DUNON : « Les entreprises et les ménages pourraient être découragés d’électrifier leur consommation, alors que l’électrification est essentielle pour atteindre les objectifs climatiques au coût le plus bas. Nous devons investir massivement dans la production d’électricité bas carbone et dans les réseaux pour acheminer cette énergie aux consommateurs. Les tarifs du réseau vont doubler au début de 2025 et continueront d’augmenter lors de la prochaine période tarifaire à partir de 2028. Les grands consommateurs industriels affirment que les coûts deviennent trop élevés. Comment alors réussir la transition sans perdre l’industrie ?

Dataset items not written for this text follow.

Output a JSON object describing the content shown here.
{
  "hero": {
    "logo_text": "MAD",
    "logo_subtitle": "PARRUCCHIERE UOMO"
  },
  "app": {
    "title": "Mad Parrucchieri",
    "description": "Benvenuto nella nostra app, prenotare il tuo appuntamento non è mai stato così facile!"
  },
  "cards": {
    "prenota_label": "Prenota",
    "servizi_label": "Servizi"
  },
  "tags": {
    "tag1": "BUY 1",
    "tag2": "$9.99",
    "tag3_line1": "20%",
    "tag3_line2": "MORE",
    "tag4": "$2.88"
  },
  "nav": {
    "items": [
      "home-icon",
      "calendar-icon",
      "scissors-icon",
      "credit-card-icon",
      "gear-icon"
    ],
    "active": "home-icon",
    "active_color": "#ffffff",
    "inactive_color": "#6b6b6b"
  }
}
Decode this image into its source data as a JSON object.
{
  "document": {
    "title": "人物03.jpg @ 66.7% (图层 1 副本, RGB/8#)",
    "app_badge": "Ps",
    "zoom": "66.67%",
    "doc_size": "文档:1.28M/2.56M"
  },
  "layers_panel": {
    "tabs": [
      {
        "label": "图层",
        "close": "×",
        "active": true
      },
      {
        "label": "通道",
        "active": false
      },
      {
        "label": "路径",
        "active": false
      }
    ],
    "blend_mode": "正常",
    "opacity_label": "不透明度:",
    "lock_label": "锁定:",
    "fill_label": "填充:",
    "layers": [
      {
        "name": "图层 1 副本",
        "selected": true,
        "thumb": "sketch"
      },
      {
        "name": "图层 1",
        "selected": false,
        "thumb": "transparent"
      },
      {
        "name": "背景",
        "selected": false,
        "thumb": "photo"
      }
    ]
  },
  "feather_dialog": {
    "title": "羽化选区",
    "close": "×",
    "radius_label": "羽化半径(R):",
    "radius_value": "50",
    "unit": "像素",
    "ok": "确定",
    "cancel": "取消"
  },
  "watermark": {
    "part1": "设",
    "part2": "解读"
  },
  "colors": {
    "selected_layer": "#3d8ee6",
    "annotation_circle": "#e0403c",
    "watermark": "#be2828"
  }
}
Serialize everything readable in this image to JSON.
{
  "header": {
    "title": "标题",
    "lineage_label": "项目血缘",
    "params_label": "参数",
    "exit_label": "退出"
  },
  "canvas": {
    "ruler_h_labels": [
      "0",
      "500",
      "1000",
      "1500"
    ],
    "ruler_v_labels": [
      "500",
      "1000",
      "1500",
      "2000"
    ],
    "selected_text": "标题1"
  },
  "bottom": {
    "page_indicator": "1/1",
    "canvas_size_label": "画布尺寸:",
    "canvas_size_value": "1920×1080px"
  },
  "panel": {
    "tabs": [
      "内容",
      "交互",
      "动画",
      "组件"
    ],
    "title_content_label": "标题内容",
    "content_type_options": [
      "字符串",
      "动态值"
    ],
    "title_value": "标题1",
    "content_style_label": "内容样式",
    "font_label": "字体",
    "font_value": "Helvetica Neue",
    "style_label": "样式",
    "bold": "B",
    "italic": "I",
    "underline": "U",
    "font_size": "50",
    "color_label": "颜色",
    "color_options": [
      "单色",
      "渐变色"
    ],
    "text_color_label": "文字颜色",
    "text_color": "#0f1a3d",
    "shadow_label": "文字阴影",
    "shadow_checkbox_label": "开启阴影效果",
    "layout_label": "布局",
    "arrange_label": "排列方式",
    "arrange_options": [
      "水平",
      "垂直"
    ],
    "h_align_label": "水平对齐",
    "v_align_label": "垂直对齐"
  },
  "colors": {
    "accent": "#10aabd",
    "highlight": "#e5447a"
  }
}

Mettre la transition énergétique en attente et rester dépendants des combustibles fossiles n’est pas une option. En tant que gestionnaire de réseau, nous faisons tout notre possible pour développer le système électrique de la manière la plus efficace. Mais en parallèle, nous devons peut-être aussi engager une discussion politique sur la répartition des coûts. Nos gouvernements pourraient suivre de près la compétitivité de nos entreprises et redistribuer les coûts si nécessaire. Accepterons-nous que notre industrie perde trop en compétitivité ou que les ménages les plus modestes ne puissent pas payer leur facture énergétique si nous répercutons ces coûts sur les tarifs du réseau ? Allons-nous financer une partie des coûts supplémentaires du réseau à partir des finances publiques ? Ou bien transférerons-nous partiellement les coûts des consommateurs vers les producteurs, comme cela est actuellement étudié aux Pays-Bas ?

En Allemagne, une norme énergétique est introduite. En France, les prix de l’électricité sont plafonnés. En Belgique, il est question d’un tax shift, qui devrait déplacer la charge fiscale en fonction des émissions de carbone, l’électricité étant moins taxée et les combustibles fossiles davantage.  Au cours des derniers mois, des travaux ont également été menés sur une éventuelle norme énergétique pour les industries à forte consommation d’énergie.

TRENDS. L’industrie est en difficulté. Constatez-vous déjà un impact sur la consommation d’électricité ? Devez-vous revoir à la baisse vos projections à long terme pour la demande d’électricité ?

DUNON : « Les projets industriels visant à verdir la production sont toujours d’actualité, mais les décisions sont parfois reportées. Est-ce le bon moment pour réaliser ces investissements majeurs, ou cela met-il notre compétitivité en danger ? Les entreprises prennent davantage de temps pour réfléchir. À l’heure actuelle, le modèle économique de la transition écologique n’est pas totalement au point. Cependant, nous continuons de prévoir une augmentation d’environ 50 % de la demande d’électricité dans les 10 prochaines années et un doublement d’ici 2050, à condition de continuer à prendre la transition énergétique au sérieux. Nous devons rester ambitieux lorsque nous voyons la rapidité du changement climatique. Mais nous ne pouvons pas prendre de risques déraisonnables avec notre industrie. Il est d’une importance stratégique de maintenir une base industrielle en Europe et en Belgique. »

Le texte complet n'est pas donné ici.